Add CellsV2 FAQ about API design decisions

At the Stein summit (and previous discussions) the topic of exposing
cellsv2 out of the API came up again. This patch adds two FAQ entries
reflecting my notes from early design decisions about why we did not
want to do that, along with more recent examples, such as FFU.

These are my feelings on the subject and I was asked to put these into
FAQ form for posterity to make the discussion easier in the future. I
would recommend that we agree on these and then codify them here.

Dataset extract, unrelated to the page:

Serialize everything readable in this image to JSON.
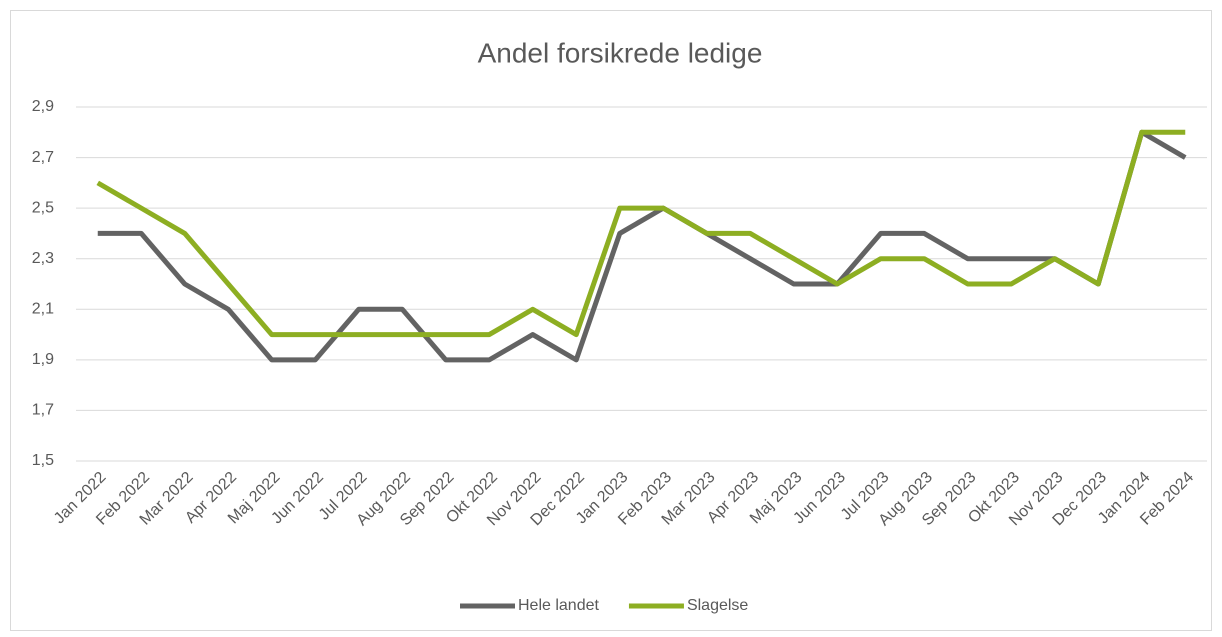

Change-Id: I0499e141456fcca63f95bad25503c4e86c6aa369
This commit is contained in:
Dan Smith 2018-11-13 23:54:37 -08:00
parent 5adfb64c6c
commit dc7039669f
1 changed files with 45 additions and 0 deletions

View File

@ -751,3 +751,48 @@ FAQs
to restart the scheduler process to refresh the cache, or send a SIGHUP
signal to the scheduler by which it will automatically refresh the cells
cache and the changes will take effect.
#. Why was the cells REST API not implemented for CellsV2? Why are
there no CRUD operations for cells in the API?
One of the deployment challenges that CellsV1 had was the
requirement for the API and control services to be up before a new
cell could be deployed. This was not a problem for large-scale
public clouds that never shut down, but is not a reasonable
requirement for smaller clouds that do offline upgrades and/or
clouds which could be taken completely offline by something like a
power outage. Initial devstack and gate testing for CellsV1 was
delayed by the need to engineer a solution for bringing the services
partially online in order to deploy the rest, and this continues to
be a gap for other deployment tools. Consider also the FFU case
where the control plane needs to be down for a multi-release
upgrade window where changes to cell records have to be made. This
would be quite a bit harder if the way those changes are made is
via the API, which must remain down during the process.
Further, there is a long-term goal to move cell configuration
(i.e. cell_mappings and the associated URLs and credentials) into
config and get away from the need to store and provision those
things in the database. Obviously a CRUD interface in the API would
prevent us from making that move.
#. Why are cells not exposed as a grouping mechanism in the API for
listing services, instances, and other resources?
Early in the design of CellsV2 we set a goal to not let the cell
concept leak out of the API, even for operators. Aggregates are the
way nova supports grouping of hosts for a variety of reasons, and
aggregates can cut across cells, and/or be aligned with them if
desired. If we were to support cells as another grouping mechanism,
we would likely end up having to implement many of the same
features for them as aggregates, such as scheduler features,
metadata, and other searching/filtering operations. Since
aggregates are how Nova supports grouping, we expect operators to
use aggregates any time they need to refer to a cell as a group of
hosts from the API, and leave actual cells as a purely
architectural detail.
The need to filter instances by cell in the API can and should be
solved by adding a generic by-aggregate filter, which would allow
listing instances on hosts contained within any aggregate,
including one that matches the cell boundaries if so desired.